When you added the Before and After vectors to the code, you observed that unlike the calls to ordered_map::operator[], the calls to vector::push_back() did not crash the process and concluded that the objects were being initialized out of order within a single translation unit, contrary to the standard's guarantees. There is a hidden assumption there, namely that since push_back() did not cause a crash, the vector must therefore have been initialized. This turns out not to be the case: that method call on an uninitialized object is almost certainly corrupting memory somewhere, but won't necessarily cause a crash. A better way of checking whether or not the constructor is being called would be to run the code in a debugger, and set breakpoints on the lines which contain the objects' definitions, for instance std::vector<Thing*> Before in thing.cpp. This will show that initialization will occur as predicted in the standard.

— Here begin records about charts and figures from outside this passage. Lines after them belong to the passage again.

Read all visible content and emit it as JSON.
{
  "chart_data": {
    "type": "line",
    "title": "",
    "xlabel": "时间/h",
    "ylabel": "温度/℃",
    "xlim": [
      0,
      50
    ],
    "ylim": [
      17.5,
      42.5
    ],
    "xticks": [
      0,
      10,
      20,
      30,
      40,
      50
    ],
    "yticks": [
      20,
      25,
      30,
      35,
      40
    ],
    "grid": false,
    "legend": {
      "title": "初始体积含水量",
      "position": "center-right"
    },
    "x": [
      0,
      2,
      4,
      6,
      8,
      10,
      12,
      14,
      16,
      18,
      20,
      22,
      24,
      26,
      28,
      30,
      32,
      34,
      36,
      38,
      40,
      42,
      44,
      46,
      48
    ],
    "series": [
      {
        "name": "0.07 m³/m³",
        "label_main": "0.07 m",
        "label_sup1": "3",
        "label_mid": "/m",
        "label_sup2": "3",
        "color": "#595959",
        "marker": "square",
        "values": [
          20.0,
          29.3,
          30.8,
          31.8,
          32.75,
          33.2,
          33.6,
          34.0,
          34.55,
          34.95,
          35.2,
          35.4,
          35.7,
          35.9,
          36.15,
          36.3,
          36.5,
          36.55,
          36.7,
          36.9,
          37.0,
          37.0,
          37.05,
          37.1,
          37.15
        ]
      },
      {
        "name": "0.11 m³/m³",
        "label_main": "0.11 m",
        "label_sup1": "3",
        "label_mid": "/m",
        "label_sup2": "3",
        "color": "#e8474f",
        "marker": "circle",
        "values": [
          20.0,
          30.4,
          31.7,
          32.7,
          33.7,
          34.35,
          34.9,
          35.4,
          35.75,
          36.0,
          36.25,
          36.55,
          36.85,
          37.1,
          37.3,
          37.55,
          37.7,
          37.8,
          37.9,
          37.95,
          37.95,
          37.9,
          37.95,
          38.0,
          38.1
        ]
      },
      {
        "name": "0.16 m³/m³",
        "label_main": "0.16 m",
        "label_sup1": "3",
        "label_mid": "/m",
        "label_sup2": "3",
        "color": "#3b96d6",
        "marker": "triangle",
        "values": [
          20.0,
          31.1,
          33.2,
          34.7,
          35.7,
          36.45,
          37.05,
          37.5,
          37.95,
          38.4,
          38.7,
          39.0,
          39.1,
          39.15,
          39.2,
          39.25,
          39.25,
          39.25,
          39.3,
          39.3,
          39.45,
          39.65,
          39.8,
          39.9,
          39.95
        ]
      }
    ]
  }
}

The best option for avoiding the "fiasco", as described here, is "construct on first use". In the case of your example code, this would involve changing any direct use of Thing::Things, such as this line:

Thing::Things[thing->name] = thing;

To a method, say Thing::GetThings(), which initializes the object and returns a reference to it. lcs' answer provides an example of this, but beware: although it solves the static initialization problem, using a scoped static object may introduce an even more pernicious problem: crashes on program exit due to static deinitialization order. For that reason, allocating the object with the new keyword is preferred:

std::unordered_map<std::string, Thing*>& Thing::GetThings()
{
    static std::unordered_map<std::string, Thing*>* pThings =
        new std::unordered_map<std::string, Thing*>();
    return *pThings;
}

That instance will of course never be delete'd, which feels an awful lot like a memory leak. But even if it weren't a pointer, de-initialization would only occur at program shutdown. So, unless the object's destructor performs some important function like flushing a file's contents to disk, the only difference that matters is the fact that using a pointer avoids the possibility of a crash on exit.